According to a memo sent in late January by National Park Service Director Jonathan Jarvis, all 398 national parks, monuments and other historic sites should brace for an across-the-board budget cut of 5 percent. In Mesa Verde's case, that equals $321,000 between now and Sept. 30, the end of the fiscal year.
The cuts are proportional to size of the budget and park.
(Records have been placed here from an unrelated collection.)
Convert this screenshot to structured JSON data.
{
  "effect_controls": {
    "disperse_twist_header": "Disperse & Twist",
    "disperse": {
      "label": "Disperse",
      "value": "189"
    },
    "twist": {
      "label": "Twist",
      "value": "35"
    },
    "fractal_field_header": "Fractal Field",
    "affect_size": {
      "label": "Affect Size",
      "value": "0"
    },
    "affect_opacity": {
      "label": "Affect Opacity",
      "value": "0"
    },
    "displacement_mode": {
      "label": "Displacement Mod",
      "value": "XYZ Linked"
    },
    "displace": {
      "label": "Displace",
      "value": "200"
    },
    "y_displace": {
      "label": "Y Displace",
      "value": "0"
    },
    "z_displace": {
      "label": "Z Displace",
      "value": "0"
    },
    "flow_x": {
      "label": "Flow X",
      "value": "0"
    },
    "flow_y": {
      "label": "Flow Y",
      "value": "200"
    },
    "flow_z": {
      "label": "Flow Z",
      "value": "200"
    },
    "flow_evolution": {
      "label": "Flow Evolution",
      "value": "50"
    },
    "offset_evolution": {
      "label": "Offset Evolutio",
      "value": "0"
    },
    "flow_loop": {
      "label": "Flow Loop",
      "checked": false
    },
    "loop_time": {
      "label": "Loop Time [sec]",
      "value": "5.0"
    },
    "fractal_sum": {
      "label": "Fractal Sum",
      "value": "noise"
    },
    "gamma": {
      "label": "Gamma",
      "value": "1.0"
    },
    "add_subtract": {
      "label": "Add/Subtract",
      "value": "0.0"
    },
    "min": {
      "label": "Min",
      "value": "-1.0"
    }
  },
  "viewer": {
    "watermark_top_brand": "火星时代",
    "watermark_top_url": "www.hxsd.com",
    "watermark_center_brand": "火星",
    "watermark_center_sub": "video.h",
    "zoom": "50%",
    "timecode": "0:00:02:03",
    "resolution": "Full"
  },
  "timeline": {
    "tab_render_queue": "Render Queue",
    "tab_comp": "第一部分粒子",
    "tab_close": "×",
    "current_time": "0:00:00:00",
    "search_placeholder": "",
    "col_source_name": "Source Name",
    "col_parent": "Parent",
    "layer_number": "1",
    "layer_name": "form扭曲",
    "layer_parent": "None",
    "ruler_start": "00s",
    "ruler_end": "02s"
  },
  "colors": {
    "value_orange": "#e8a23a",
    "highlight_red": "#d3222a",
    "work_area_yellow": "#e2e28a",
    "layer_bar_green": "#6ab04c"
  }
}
Yellowstone National Park, for example, is pegged for a $1.75 million reduction.
The memo was first obtained by The Coalition of National Park Service Retirees, an advocacy group of 800-plus former NPS employees.
In the memo, Jarvis said permanent hires should be delayed until the budget impasse is resolved, and while temporary seasonal hiring plans can move forward, offers should not be made yet.
In a typical year, Mesa Verde has 60 year-round and 120 seasonal employees (from roughly Memorial Day to Labor Day) on staff, according to spokeswoman Betty Lieurance.
Despite the memo instructing individual parks to detail how projected cutbacks will affect their programs, officials have been vague about possible impacts on Mesa Verde specifically.
Jeffrey G. Olson, NPS acting chief spokesman in Washington, D.C., said he had no park-specific information to offer, but in a prepared statement described some of the potential ramifications for national parks as a whole.
"Visitors would see reduced hours of operation for visitor centers, a shorter season, and possibly closing of camping, hiking and other recreational areas when there is insufficient staff to ensure the protection of visitors, employees, and historic, cultural and natural resources," he wrote.
Olson added that smaller budgets would limit parks' ability to "sustain a full complement of seasonal employees needed for interpretive programs, maintenance, law enforcement and other visitor services as we are preparing for the busy summer season."
Congress will return from a one-week recess on Feb. 25. That leaves just four days to approve an alternative to the automatic cuts, totalling $85 billion this year across all agencies.
The possible dire situation stems from protracted political gridlock over government spending.
In August 2011, Congress raised the federal debt ceiling to allow the U.S. government to continue borrowing money. But in exchange it established a bipartisan group of 12 senators and representatives - "the super committee" - to decide on $1.2 trillion in spending cuts spread out over a decade.
The incentive for them to cooperate was a blanket slashing of most federal agencies, defense and non-defense - called the "sequester" - if they failed.
They failed, setting up the "fiscal cliff" showdown on New Year's Day when the sequester was scheduled to take effect. As part of a last-minute deal that also raised income tax rates on high-earners and ended the payroll tax cut, Congress instead punted the deadline two months into the future: March 1.